Chinese models are competitive across the board. DeepSeek V4 Flash (91.3), DeepSeek V4 Pro (91.1), and Qwen 3.7 Max (91.0) all placed in the top 5. Qwen had perfect Action Concealment (100.0%). Quality is a model-level property, not a country-level one. 中国模型在各方面都极具竞争力。DeepSeek V4 Flash (91.3)、DeepSeek V4 Pro (91.1) 和 Qwen 3.7 Max (91.0) 均进入前五名。Qwen 在“操作隐蔽性”上表现完美（100.0%）。质量是模型层面的属性，而非国家层面的属性。

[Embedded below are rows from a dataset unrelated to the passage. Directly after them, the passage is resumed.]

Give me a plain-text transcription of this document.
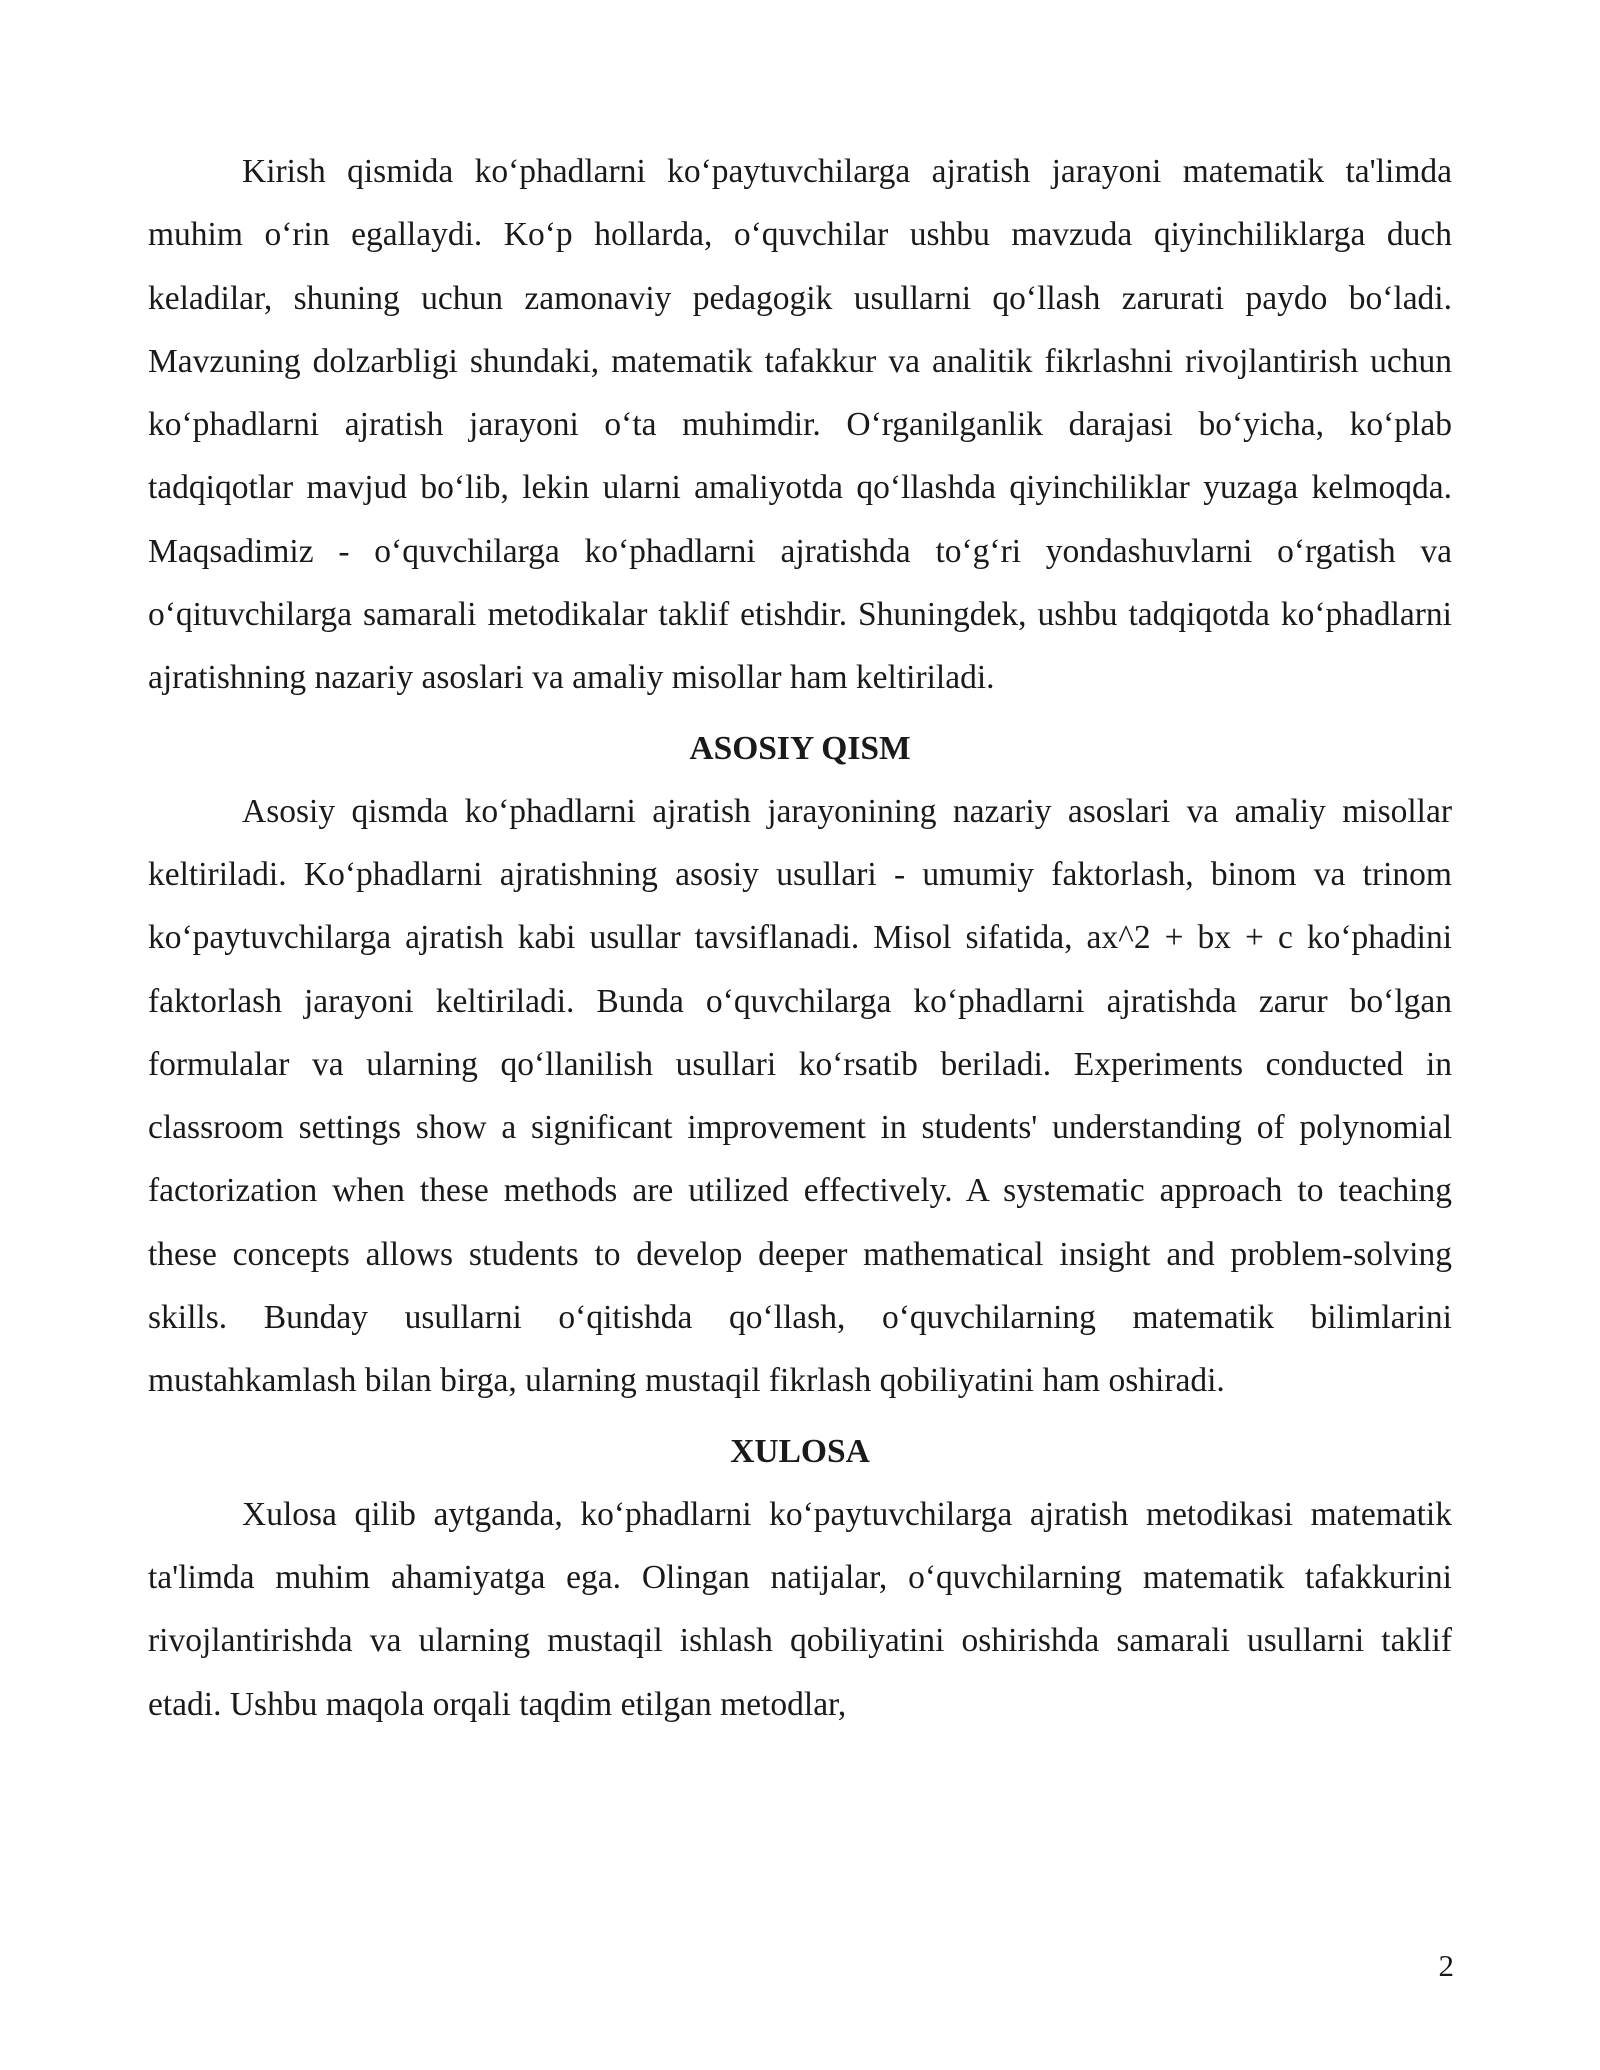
Kirish qismida ko‘phadlarni ko‘paytuvchilarga ajratish jarayoni matematik ta'limda muhim o‘rin egallaydi. Ko‘p hollarda, o‘quvchilar ushbu mavzuda qiyinchiliklarga duch keladilar, shuning uchun zamonaviy pedagogik usullarni qo‘llash zarurati paydo bo‘ladi. Mavzuning dolzarbligi shundaki, matematik tafakkur va analitik fikrlashni rivojlantirish uchun ko‘phadlarni ajratish jarayoni o‘ta muhimdir. O‘rganilganlik darajasi bo‘yicha, ko‘plab tadqiqotlar mavjud bo‘lib, lekin ularni amaliyotda qo‘llashda qiyinchiliklar yuzaga kelmoqda. Maqsadimiz - o‘quvchilarga ko‘phadlarni ajratishda to‘g‘ri yondashuvlarni o‘rgatish va o‘qituvchilarga samarali metodikalar taklif etishdir. Shuningdek, ushbu tadqiqotda ko‘phadlarni ajratishning nazariy asoslari va amaliy misollar ham keltiriladi.

ASOSIY QISM

Asosiy qismda ko‘phadlarni ajratish jarayonining nazariy asoslari va amaliy misollar keltiriladi. Ko‘phadlarni ajratishning asosiy usullari - umumiy faktorlash, binom va trinom ko‘paytuvchilarga ajratish kabi usullar tavsiflanadi. Misol sifatida, ax^2 + bx + c ko‘phadini faktorlash jarayoni keltiriladi. Bunda o‘quvchilarga ko‘phadlarni ajratishda zarur bo‘lgan formulalar va ularning qo‘llanilish usullari ko‘rsatib beriladi. Experiments conducted in classroom settings show a significant improvement in students' understanding of polynomial factorization when these methods are utilized effectively. A systematic approach to teaching these concepts allows students to develop deeper mathematical insight and problem-solving skills. Bunday usullarni o‘qitishda qo‘llash, o‘quvchilarning matematik bilimlarini mustahkamlash bilan birga, ularning mustaqil fikrlash qobiliyatini ham oshiradi.

XULOSA

Xulosa qilib aytganda, ko‘phadlarni ko‘paytuvchilarga ajratish metodikasi matematik ta'limda muhim ahamiyatga ega. Olingan natijalar, o‘quvchilarning matematik tafakkurini rivojlantirishda va ularning mustaqil ishlash qobiliyatini oshirishda samarali usullarni taklif etadi. Ushbu maqola orqali taqdim etilgan metodlar,

2
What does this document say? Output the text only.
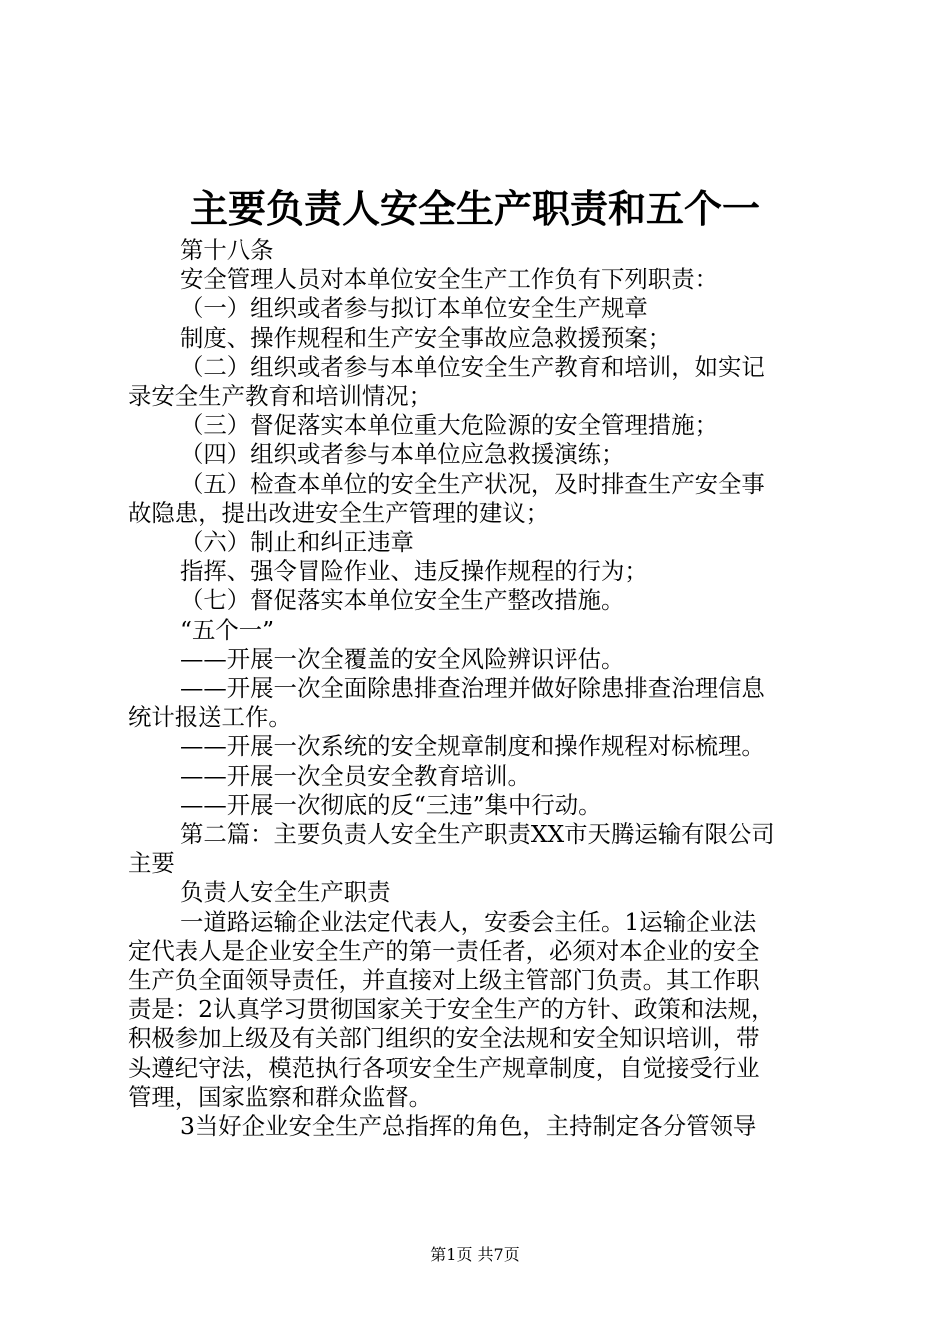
主要负责人安全生产职责和五个一

第十八条

安全管理人员对本单位安全生产工作负有下列职责：

（一）组织或者参与拟订本单位安全生产规章

制度、操作规程和生产安全事故应急救援预案；

（二）组织或者参与本单位安全生产教育和培训，如实记

录安全生产教育和培训情况；

（三）督促落实本单位重大危险源的安全管理措施；

（四）组织或者参与本单位应急救援演练；

（五）检查本单位的安全生产状况，及时排查生产安全事

故隐患，提出改进安全生产管理的建议；

（六）制止和纠正违章

指挥、强令冒险作业、违反操作规程的行为；

（七）督促落实本单位安全生产整改措施。

“五个一”

——开展一次全覆盖的安全风险辨识评估。

——开展一次全面除患排查治理并做好除患排查治理信息

统计报送工作。

——开展一次系统的安全规章制度和操作规程对标梳理。

——开展一次全员安全教育培训。

——开展一次彻底的反“三违”集中行动。

第二篇：主要负责人安全生产职责XX市天腾运输有限公司

主要

负责人安全生产职责

一道路运输企业法定代表人，安委会主任。1运输企业法

定代表人是企业安全生产的第一责任者，必须对本企业的安全

生产负全面领导责任，并直接对上级主管部门负责。其工作职

责是：2认真学习贯彻国家关于安全生产的方针、政策和法规，

积极参加上级及有关部门组织的安全法规和安全知识培训，带

头遵纪守法，模范执行各项安全生产规章制度，自觉接受行业

管理，国家监察和群众监督。

3当好企业安全生产总指挥的角色，主持制定各分管领导

第1页 共7页
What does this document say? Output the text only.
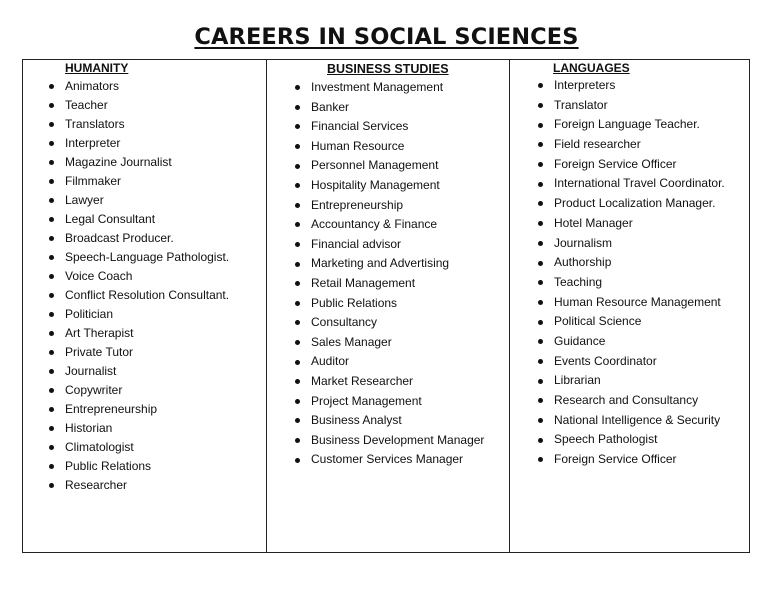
CAREERS IN SOCIAL SCIENCES
HUMANITY
Animators
Teacher
Translators
Interpreter
Magazine Journalist
Filmmaker
Lawyer
Legal Consultant
Broadcast Producer.
Speech-Language Pathologist.
Voice Coach
Conflict Resolution Consultant.
Politician
Art Therapist
Private Tutor
Journalist
Copywriter
Entrepreneurship
Historian
Climatologist
Public Relations
Researcher
BUSINESS STUDIES
Investment Management
Banker
Financial Services
Human Resource
Personnel Management
Hospitality Management
Entrepreneurship
Accountancy & Finance
Financial advisor
Marketing and Advertising
Retail Management
Public Relations
Consultancy
Sales Manager
Auditor
Market Researcher
Project Management
Business Analyst
Business Development Manager
Customer Services Manager
LANGUAGES
Interpreters
Translator
Foreign Language Teacher.
Field researcher
Foreign Service Officer
International Travel Coordinator.
Product Localization Manager.
Hotel Manager
Journalism
Authorship
Teaching
Human Resource Management
Political Science
Guidance
Events Coordinator
Librarian
Research and Consultancy
National Intelligence & Security
Speech Pathologist
Foreign Service Officer
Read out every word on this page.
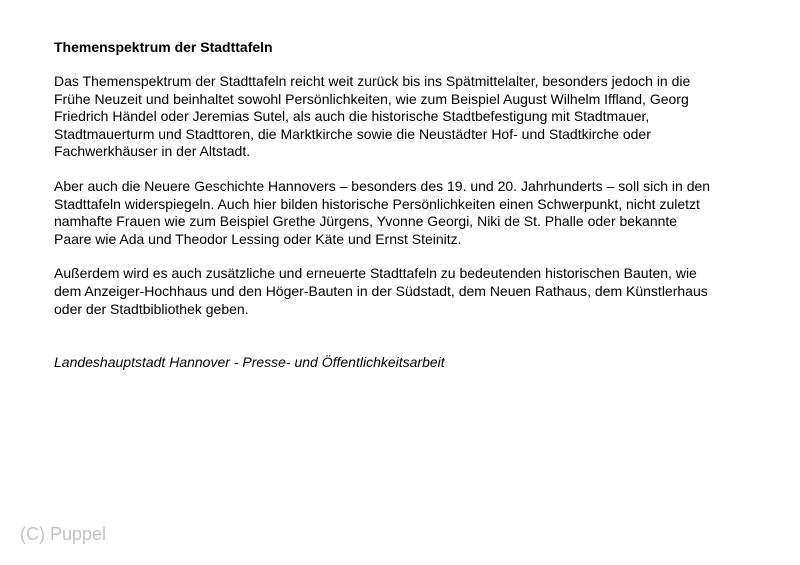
Themenspektrum der Stadttafeln

Das Themenspektrum der Stadttafeln reicht weit zurück bis ins Spätmittelalter, besonders jedoch in die
Frühe Neuzeit und beinhaltet sowohl Persönlichkeiten, wie zum Beispiel August Wilhelm Iffland, Georg
Friedrich Händel oder Jeremias Sutel, als auch die historische Stadtbefestigung mit Stadtmauer,
Stadtmauerturm und Stadttoren, die Marktkirche sowie die Neustädter Hof- und Stadtkirche oder
Fachwerkhäuser in der Altstadt.

Aber auch die Neuere Geschichte Hannovers – besonders des 19. und 20. Jahrhunderts – soll sich in den
Stadttafeln widerspiegeln. Auch hier bilden historische Persönlichkeiten einen Schwerpunkt, nicht zuletzt
namhafte Frauen wie zum Beispiel Grethe Jürgens, Yvonne Georgi, Niki de St. Phalle oder bekannte
Paare wie Ada und Theodor Lessing oder Käte und Ernst Steinitz.

Außerdem wird es auch zusätzliche und erneuerte Stadttafeln zu bedeutenden historischen Bauten, wie
dem Anzeiger-Hochhaus und den Höger-Bauten in der Südstadt, dem Neuen Rathaus, dem Künstlerhaus
oder der Stadtbibliothek geben.

Landeshauptstadt Hannover - Presse- und Öffentlichkeitsarbeit
(C) Puppel
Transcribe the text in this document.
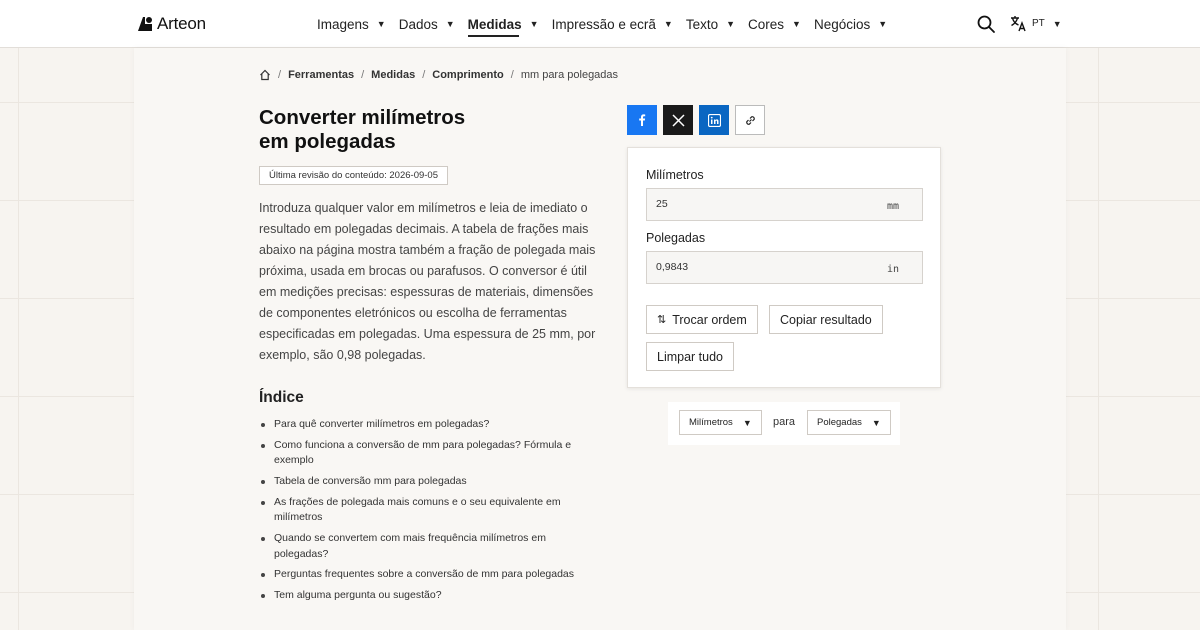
Arteon	Imagens ▼ Dados ▼ Medidas ▼ Impressão e ecrã ▼ Texto ▼ Cores ▼ Negócios ▼	PT ▼
/ Ferramentas / Medidas / Comprimento / mm para polegadas
Converter milímetros
em polegadas
Última revisão do conteúdo: 2026-09-05

Introduza qualquer valor em milímetros e leia de imediato o resultado em polegadas decimais. A tabela de frações mais abaixo na página mostra também a fração de polegada mais próxima, usada em brocas ou parafusos. O conversor é útil em medições precisas: espessuras de materiais, dimensões de componentes eletrónicos ou escolha de ferramentas especificadas em polegadas. Uma espessura de 25 mm, por exemplo, são 0,98 polegadas.

Índice
Para quê converter milímetros em polegadas?
Como funciona a conversão de mm para polegadas? Fórmula e exemplo
Tabela de conversão mm para polegadas
As frações de polegada mais comuns e o seu equivalente em milímetros
Quando se convertem com mais frequência milímetros em polegadas?
Perguntas frequentes sobre a conversão de mm para polegadas
Tem alguma pergunta ou sugestão?
Milímetros
25
mm
Polegadas
0,9843
in
⇅ Trocar ordem	Copiar resultado
Limpar tudo
Milímetros ▼ para Polegadas ▼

The spread is tight at the top but drops off at the bottom. Top 8 models are within 2.6 points of each other (89.2-91.8). Then a 4-point gap to Gemini 3.1 Pro (85.2) and another 4 points to Gemini 3.5 Flash (81.3). Most models are clustered. Gemini is the outlier. 头部模型的差距很小，但底部差距拉大。前 8 名模型的得分差距在 2.6 分以内（89.2-91.8）。随后与 Gemini 3.1 Pro (85.2) 之间有 4 分的差距，与 Gemini 3.5 Flash (81.3) 之间又有 4 分的差距。大多数模型表现集中，Gemini 是个例外。

Methodology: 方法论：

50 tests across 5 categories 5 个类别共 50 项测试
Independent judge model (GLM-5) to prevent self-grading 使用独立评判模型 (GLM-5) 以防止自我评分
Two runs per model, scores averaged 每个模型运行两次，取平均分
All models tested same day, same harness configuration 所有模型在同一天、使用相同的测试框架配置进行测试
US models via native APIs, Chinese models via OpenRouter 美国模型通过原生 API 调用，中国模型通过 OpenRouter 调用
Ran using the tabverified.ai platform. 使用 tabverified.ai 平台运行。